Há um Chico que eu admiro; outro, que critico; outro é um mito criteriosamente forjado para uma finalidade oculta. Vamos ver.

A bela arte

O Chico que eu admiro é o jovem compositor da década de 1970: letras complexas, melodias originais e (mérito doutros músicos) arranjos bem elaborados. O Chico da década anterior, embora tenha algumas canções que, gravadas por outros, se revelaram lindas, é sobretudo um compositor

de sambinhas velhacos. Horrível! Mas era pouco mais que um adolescente. Atingiu a maturidade como compositor na década de 1970. E na seguinte escorregou lento e seguro para o patético até tornar-se musicalmente

insuportável. E daí? Uma coisa não anula a outra! O que ele fez de bom não é apagado pelo que fez de medíocre. Por sua década de ouro, tem seu nome garantido entre os melhores compositores populares.

Brilho ofuscado

Mas ele é uma figura pública e, por conseguinte, sujeito a críticas. Não pode reclamar. Nem ele, nem os seus fãs. E como usa a sua publicidade? Mal! 
Faz pose de intelectual, mas nunca fez análise crítica de coisa alguma. Eu nunca vi, embora acompanhe sua carreira. Estou falando de "vida adulta", de análise, de crítica elaborada. Isso nunca fez! Claro, os meninos do grêmio estudantil pensam que "criticar" é simplesmente "dar pau", desancar, 
esculachar. 

É o que Chico sempre fez - às vezes com maestria, se é que isso é possível. Mas aplicar os piores adjetivos ao capitalismo, demonizar empresários, elogiar ditaduras, defender partido e desrespeitar adversários, essas práticas simplórias e irresponsáveis não se confundem com análise crítica. E o Chico "ser político" não vai muito além disso. Mas o pior é prestar-se como propagandista de ideologias antidemocráticas: aplaude a ditadura da Venezuela, ajuda a perpetuar mentiras sobre Cuba, empenha-se em ocultar a tremenda corrupção que tomou conta do país. 
Não sei por que Chico não quer enxergar o Brasil. Como não criticá-lo?

Inconsistência do mito

Fique claro, não o estou julgando. É impossível conhecer o fluxo de consciência de uma pessoa; logo, é impossível julgar quem quer que seja. Possível é, isto sim, estabelecer juízo sobre a conduta, que pode ser apreciada objetivamente. Julgam-se comportamentos, não pessoas. Assim é no Estado de direito; assim deveria ser a atitude de cada um.

Talvez ele mesmo acredite no mito, mas é falso que Chico um dia haja defendido a democracia. jamais! Sempre esteve ombreado com quem quis - e segue querendo - implantar no Brasil a ditadura do proletariado.

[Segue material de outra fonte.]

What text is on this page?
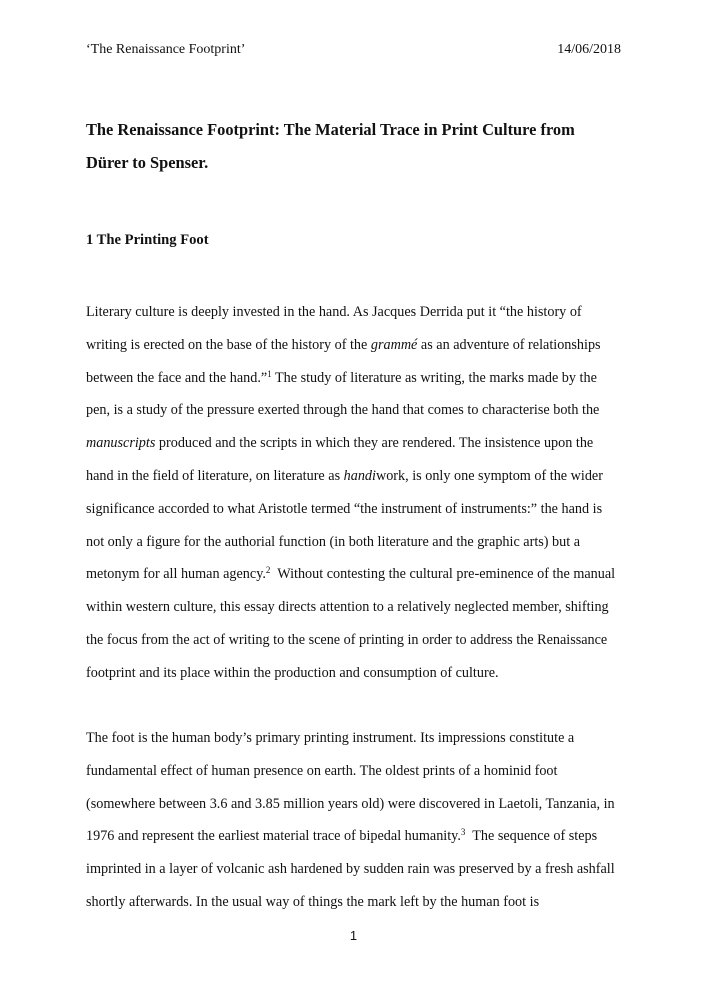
‘The Renaissance Footprint’	14/06/2018
The Renaissance Footprint: The Material Trace in Print Culture from
Dürer to Spenser.
1 The Printing Foot
Literary culture is deeply invested in the hand. As Jacques Derrida put it “the history of
writing is erected on the base of the history of the grammé as an adventure of relationships
between the face and the hand.”$^1$ The study of literature as writing, the marks made by the
pen, is a study of the pressure exerted through the hand that comes to characterise both the
manuscripts produced and the scripts in which they are rendered. The insistence upon the
hand in the field of literature, on literature as handiwork, is only one symptom of the wider
significance accorded to what Aristotle termed “the instrument of instruments:” the hand is
not only a figure for the authorial function (in both literature and the graphic arts) but a
metonym for all human agency.$^2$  Without contesting the cultural pre-eminence of the manual
within western culture, this essay directs attention to a relatively neglected member, shifting
the focus from the act of writing to the scene of printing in order to address the Renaissance
footprint and its place within the production and consumption of culture.
The foot is the human body’s primary printing instrument. Its impressions constitute a
fundamental effect of human presence on earth. The oldest prints of a hominid foot
(somewhere between 3.6 and 3.85 million years old) were discovered in Laetoli, Tanzania, in
1976 and represent the earliest material trace of bipedal humanity.$^3$  The sequence of steps
imprinted in a layer of volcanic ash hardened by sudden rain was preserved by a fresh ashfall
shortly afterwards. In the usual way of things the mark left by the human foot is
1
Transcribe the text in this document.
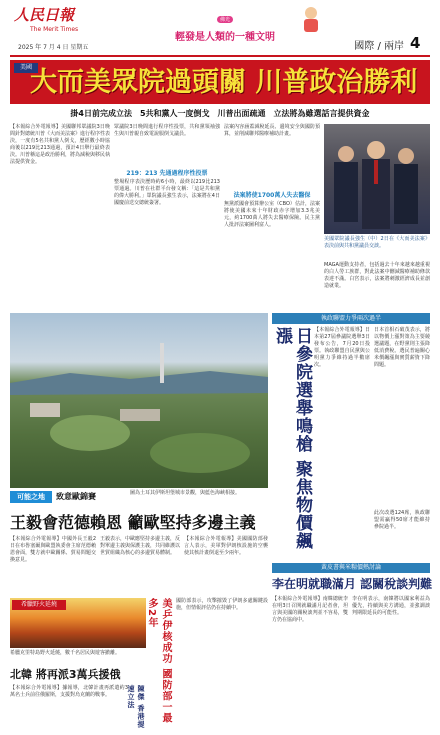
人民日報
The Merit Times
佛光
輕發是人類的一種文明
2025 年 7 月 4 日 星期五	國際 / 兩岸 4
美國
大而美眾院過頭關 川普政治勝利
掛4日前完成立法　5共和黨人一度倒戈　川普出面疏通　立法將為雖選話言提供資金
【本報綜合外電報導】美國聯邦眾議院3日晚間針對總統川普《大而美法案》進行程序性表決，一度有5名共和黨人倒戈，歷經數小時協商後以219比213通過，預計4日舉行最終表決。川普稱這是政治勝利，將為減稅與移民執法提供資金。
眾議院3日晚間進行程序性投票，共和黨領袖強生與川普親自致電說服倒戈議員。
219：213 先通過程序性投票
整場程序表決歷時約6小時，最終以219比213票通過。川普在社群平台發文稱：「這是共和黨的偉大勝利。」眾院議長強生表示，法案將在4日國慶前送交總統簽署。
法案內容涵蓋減稅延長、邊境安全與國防預算，並削減聯邦醫療補助計畫。
法案將使1700萬人失去醫保
無黨派國會預算辦公室（CBO）估計，法案將使美國未來十年財政赤字增加3.3兆美元，約1700萬人將失去醫療保險。民主黨人批評法案圖利富人。
美國眾院議長強生（中）2日在《大而美法案》表決前與共和黨議員交談。
MAGA運動支持者，包括過去十年來越來越重視的白人勞工族群，對此法案中刪減醫療補助條款表達不滿。白宮表示，法案將刺激經濟成長並創造就業。
執政聯盟力爭兩次過半
日參院選舉鳴槍 聚焦物價飆漲	【本報綜合外電報導】日本第27屆參議院選舉3日發布公告，7月20日投票。執政聯盟自民黨與公明黨力爭維持過半數席次。
日本首相石破茂表示，將以物價上漲對策為主要競選議題，在野黨則主張降低消費稅。選民普遍關心米價飆漲與實質薪資下降問題。
此次改選124席，執政聯盟需贏得50席才能維持參院過半。
黃皮書與米糧價熱討論
李在明就職滿月 認關稅談判難
【本報綜合外電報導】南韓總統李在明3日召開就職滿月記者會，坦言與美國的關稅談判並不容易，雙方仍在協商中。
李在明表示，南韓將以國家利益為優先，持續與美方溝通，並強調談判期限延長的可能性。
可能之地	致意歐錦賽	圖為土耳其伊斯坦堡城市景觀，與藍色海峽相接。
王毅會范德賴恩 籲歐堅持多邊主義
【本報綜合外電報導】中國外長王毅2日在布魯塞爾與歐盟執委會主席范德賴恩會面，雙方就中歐關係、貿易問題交換意見。
王毅表示，中歐應堅持多邊主義，反對單邊主義與保護主義，共同維護以世貿組織為核心的多邊貿易體制。
【本報綜合外電報導】美國國防部發言人表示，美軍對伊朗核設施的空襲使其核計畫倒退至少兩年。
美乒伊核成功 國防部一最多2年	國防部表示，攻擊摧毀了伊朗多處關鍵設施，但情報評估仍在持續中。
希臘野火延燒
希臘克里特島野火延燒，數千名居民與遊客撤離。
北韓 將再派3萬兵援俄
【本報綜合外電報導】據報導，北韓計畫再派遣約3萬名士兵前往俄羅斯，支援對烏克蘭的戰事。	陳傑 香港提速立法
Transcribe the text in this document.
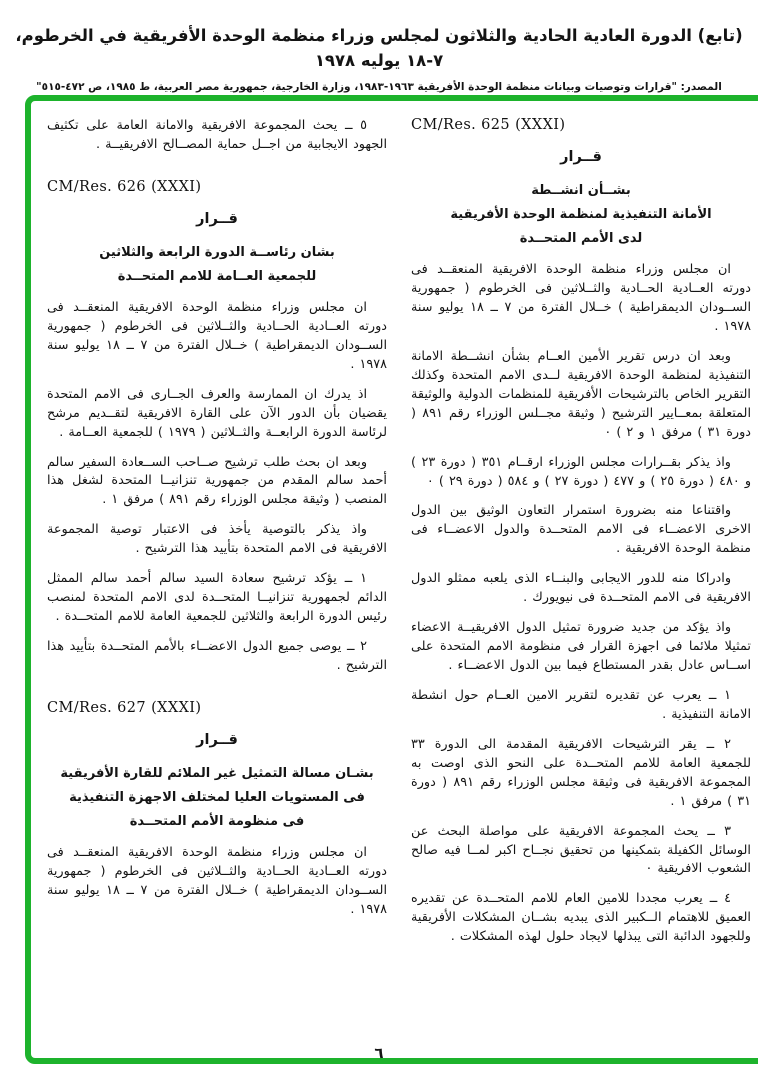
(تابع) الدورة العادية الحادية والثلاثون لمجلس وزراء منظمة الوحدة الأفريقية في الخرطوم، ٧-١٨ يوليه ١٩٧٨
المصدر: "قرارات وتوصيات وبيانات منظمة الوحدة الأفريقية ١٩٦٣-١٩٨٣، وزارة الخارجية، جمهورية مصر العربية، ط ١٩٨٥، ص ٤٧٢-٥١٥"
CM/Res. 625 (XXXI)
قــرار
بشــأن انشــطة
الأمانة التنفيذية لمنظمة الوحدة الأفريقية
لدى الأمم المتحــدة
ان مجلس وزراء منظمة الوحدة الافريقية المنعقــد فى دورته العــادية الحــادية والثــلاثين فى الخرطوم ( جمهورية الســودان الديمقراطية ) خــلال الفترة من ٧ ــ ١٨ يوليو سنة ١٩٧٨ .
وبعد ان درس تقرير الأمين العــام بشأن انشــطة الامانة التنفيذية لمنظمة الوحدة الافريقية لــدى الامم المتحدة وكذلك التقرير الخاص بالترشيحات الأفريقية للمنظمات الدولية والوثيقة المتعلقة بمعــايير الترشيح ( وثيقة مجــلس الوزراء رقم ٨٩١ ( دورة ٣١ ) مرفق ١ و ٢ ) ٠
واذ يذكر بقــرارات مجلس الوزراء ارقــام ٣٥١ ( دورة ٢٣ ) و ٤٨٠ ( دورة ٢٥ ) و ٤٧٧ ( دورة ٢٧ ) و ٥٨٤ ( دورة ٢٩ ) ٠
واقتناعا منه بضرورة استمرار التعاون الوثيق بين الدول الاخرى الاعضــاء فى الامم المتحــدة والدول الاعضــاء فى منظمة الوحدة الافريقية .
وادراكا منه للدور الايجابى والبنــاء الذى يلعبه ممثلو الدول الافريقية فى الامم المتحــدة فى نيويورك .
واذ يؤكد من جديد ضرورة تمثيل الدول الافريقيــة الاعضاء تمثيلا ملائما فى اجهزة القرار فى منظومة الامم المتحدة على اســاس عادل بقدر المستطاع فيما بين الدول الاعضــاء .
١ ــ يعرب عن تقديره لتقرير الامين العــام حول انشطة الامانة التنفيذية .
٢ ــ يقر الترشيحات الافريقية المقدمة الى الدورة ٣٣ للجمعية العامة للامم المتحــدة على النحو الذى اوصت به المجموعة الافريقية فى وثيقة مجلس الوزراء رقم ٨٩١ ( دورة ٣١ ) مرفق ١ .
٣ ــ يحث المجموعة الافريقية على مواصلة البحث عن الوسائل الكفيلة بتمكينها من تحقيق نجــاح اكبر لمــا فيه صالح الشعوب الافريقية ٠
٤ ــ يعرب مجددا للامين العام للامم المتحــدة عن تقديره العميق للاهتمام الــكبير الذى يبديه بشــان المشكلات الأفريقية وللجهود الدائبة التى يبذلها لايجاد حلول لهذه المشكلات .
٥ ــ يحث المجموعة الافريقية والامانة العامة على تكثيف الجهود الايجابية من اجــل حماية المصــالح الافريقيــة .
CM/Res. 626 (XXXI)
قــرار
بشان رئاســة الدورة الرابعة والثلاثين
للجمعية العــامة للامم المتحــدة
ان مجلس وزراء منظمة الوحدة الافريقية المنعقــد فى دورته العــادية الحــادية والثــلاثين فى الخرطوم ( جمهورية الســودان الديمقراطية ) خــلال الفترة من ٧ ــ ١٨ يوليو سنة ١٩٧٨ .
اذ يدرك ان الممارسة والعرف الجــارى فى الامم المتحدة يقضيان بأن الدور الآن على القارة الافريقية لتقــديم مرشح لرئاسة الدورة الرابعــة والثــلاثين ( ١٩٧٩ ) للجمعية العــامة .
وبعد ان بحث طلب ترشيح صــاحب الســعادة السفير سالم أحمد سالم المقدم من جمهورية تنزانيــا المتحدة لشغل هذا المنصب ( وثيقة مجلس الوزراء رقم ٨٩١ ) مرفق ١ .
واذ يذكر بالتوصية يأخذ فى الاعتبار توصية المجموعة الافريقية فى الامم المتحدة بتأييد هذا الترشيح .
١ ــ يؤكد ترشيح سعادة السيد سالم أحمد سالم الممثل الدائم لجمهورية تنزانيــا المتحــدة لدى الامم المتحدة لمنصب رئيس الدورة الرابعة والثلاثين للجمعية العامة للامم المتحــدة .
٢ ــ يوصى جميع الدول الاعضــاء بالأمم المتحــدة بتأييد هذا الترشيح .
CM/Res. 627 (XXXI)
قــرار
بشـان مسالة التمثيل غير الملائم للقارة الأفريقية
فى المستويات العليا لمختلف الاجهزة التنفيذية
فى منظومة الأمم المتحــدة
ان مجلس وزراء منظمة الوحدة الافريقية المنعقــد فى دورته العــادية الحــادية والثــلاثين فى الخرطوم ( جمهورية الســودان الديمقراطية ) خــلال الفترة من ٧ ــ ١٨ يوليو سنة ١٩٧٨ .
٦
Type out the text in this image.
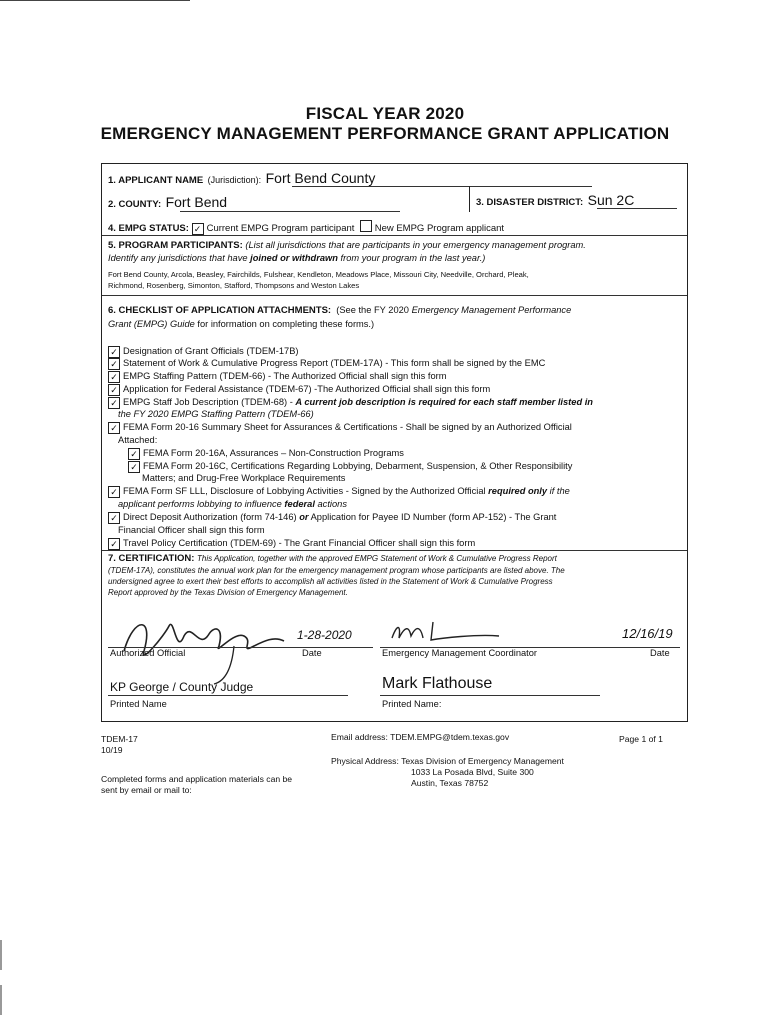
FISCAL YEAR 2020
EMERGENCY MANAGEMENT PERFORMANCE GRANT APPLICATION
1. APPLICANT NAME (Jurisdiction): Fort Bend County
2. COUNTY: Fort Bend	3. DISASTER DISTRICT: Sun 2C
4. EMPG STATUS: ✓ Current EMPG Program participant New EMPG Program applicant
5. PROGRAM PARTICIPANTS: (List all jurisdictions that are participants in your emergency management program.
Identify any jurisdictions that have joined or withdrawn from your program in the last year.)
Fort Bend County, Arcola, Beasley, Fairchilds, Fulshear, Kendleton, Meadows Place, Missouri City, Needville, Orchard, Pleak,
Richmond, Rosenberg, Simonton, Stafford, Thompsons and Weston Lakes
6. CHECKLIST OF APPLICATION ATTACHMENTS: (See the FY 2020 Emergency Management Performance
Grant (EMPG) Guide for information on completing these forms.)
✓ Designation of Grant Officials (TDEM-17B)
✓ Statement of Work & Cumulative Progress Report (TDEM-17A) - This form shall be signed by the EMC
✓ EMPG Staffing Pattern (TDEM-66) - The Authorized Official shall sign this form
✓ Application for Federal Assistance (TDEM-67) -The Authorized Official shall sign this form
✓ EMPG Staff Job Description (TDEM-68) - A current job description is required for each staff member listed in
the FY 2020 EMPG Staffing Pattern (TDEM-66)
✓ FEMA Form 20-16 Summary Sheet for Assurances & Certifications - Shall be signed by an Authorized Official
Attached:
✓ FEMA Form 20-16A, Assurances – Non-Construction Programs
✓ FEMA Form 20-16C, Certifications Regarding Lobbying, Debarment, Suspension, & Other Responsibility
Matters; and Drug-Free Workplace Requirements
✓ FEMA Form SF LLL, Disclosure of Lobbying Activities - Signed by the Authorized Official required only if the
applicant performs lobbying to influence federal actions
✓ Direct Deposit Authorization (form 74-146) or Application for Payee ID Number (form AP-152) - The Grant
Financial Officer shall sign this form
✓ Travel Policy Certification (TDEM-69) - The Grant Financial Officer shall sign this form
7. CERTIFICATION: This Application, together with the approved EMPG Statement of Work & Cumulative Progress Report
(TDEM-17A), constitutes the annual work plan for the emergency management program whose participants are listed above. The
undersigned agree to exert their best efforts to accomplish all activities listed in the Statement of Work & Cumulative Progress
Report approved by the Texas Division of Emergency Management.
1-28-2020	12/16/19
Authorized Official	Date	Emergency Management Coordinator	Date
KP George / County Judge	Mark Flathouse
Printed Name	Printed Name:
TDEM-17
10/19
Email address: TDEM.EMPG@tdem.texas.gov	Page 1 of 1
Physical Address: Texas Division of Emergency Management
1033 La Posada Blvd, Suite 300
Austin, Texas 78752
Completed forms and application materials can be
sent by email or mail to:
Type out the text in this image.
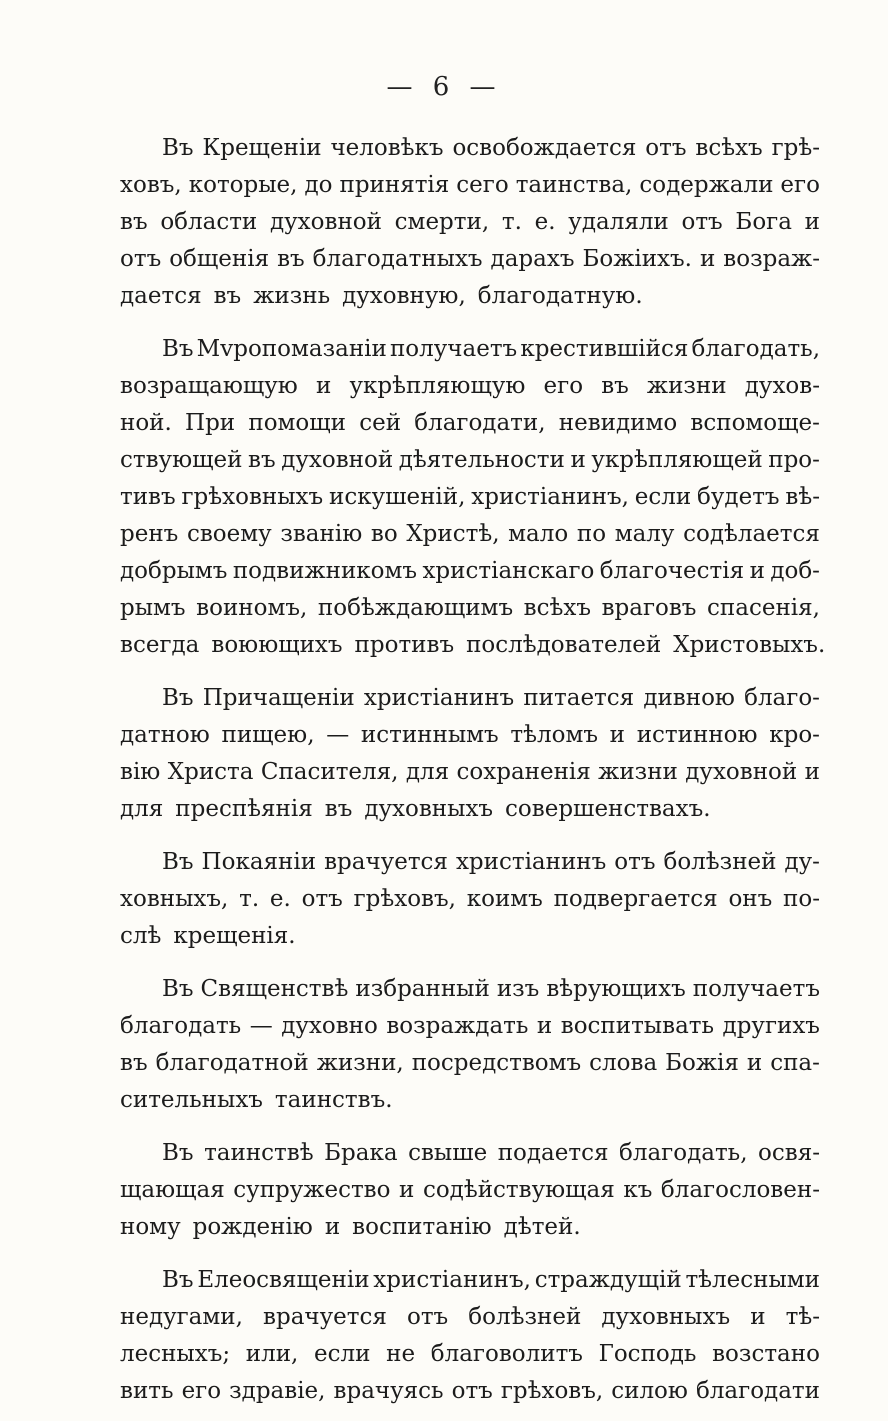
— 6 —
Въ Крещеніи человѣкъ освобождается отъ всѣхъ грѣ-
ховъ, которые, до принятія сего таинства, содержали его
въ области духовной смерти, т. е. удаляли отъ Бога и
отъ общенія въ благодатныхъ дарахъ Божіихъ. и возраж-
дается въ жизнь духовную, благодатную.
Въ Мvропомазаніи получаетъ крестившійся благодать,
возращающую и укрѣпляющую его въ жизни духов-
ной. При помощи сей благодати, невидимо вспомоще-
ствующей въ духовной дѣятельности и укрѣпляющей про-
тивъ грѣховныхъ искушеній, христіанинъ, если будетъ вѣ-
ренъ своему званію во Христѣ, мало по малу содѣлается
добрымъ подвижникомъ христіанскаго благочестія и доб-
рымъ воиномъ, побѣждающимъ всѣхъ враговъ спасенія,
всегда воюющихъ противъ послѣдователей Христовыхъ.
Въ Причащеніи христіанинъ питается дивною благо-
датною пищею, — истиннымъ тѣломъ и истинною кро-
вію Христа Спасителя, для сохраненія жизни духовной и
для преспѣянія въ духовныхъ совершенствахъ.
Въ Покаяніи врачуется христіанинъ отъ болѣзней ду-
ховныхъ, т. е. отъ грѣховъ, коимъ подвергается онъ по-
слѣ крещенія.
Въ Священствѣ избранный изъ вѣрующихъ получаетъ
благодать — духовно возраждать и воспитывать другихъ
въ благодатной жизни, посредствомъ слова Божія и спа-
сительныхъ таинствъ.
Въ таинствѣ Брака свыше подается благодать, освя-
щающая супружество и содѣйствующая къ благословен-
ному рожденію и воспитанію дѣтей.
Въ Елеосвященіи христіанинъ, страждущій тѣлесными
недугами, врачуется отъ болѣзней духовныхъ и тѣ-
лесныхъ; или, если не благоволитъ Господь возстано
вить его здравіе, врачуясь отъ грѣховъ, силою благодати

Daqueles que - na subversão - combateram o regime militar, uns poucos fizeram autocrítica, tendo a maturidade de revisar suas crenças. 
Destes, um dos mais notórios é Fernando Gabeira,[2] que escancara: ele e seus pares não estavam combatendo o regime para defender a democracia, mas tentando implantar outra ditadura. A sua ditadura. Tudo mais é mito.

Em 1989 Chico era um quarentão. Mas seguia imaturo, autoritário ao ponto de querer calar a imprensa. Vale o testemunho de Alexandre Garcia,[3] afrontado por um grupo de artistas da Globo (Chico entre eles). Os artistas não queriam que se divulgassem as pesquisas e os números desfavoráveis a Lula.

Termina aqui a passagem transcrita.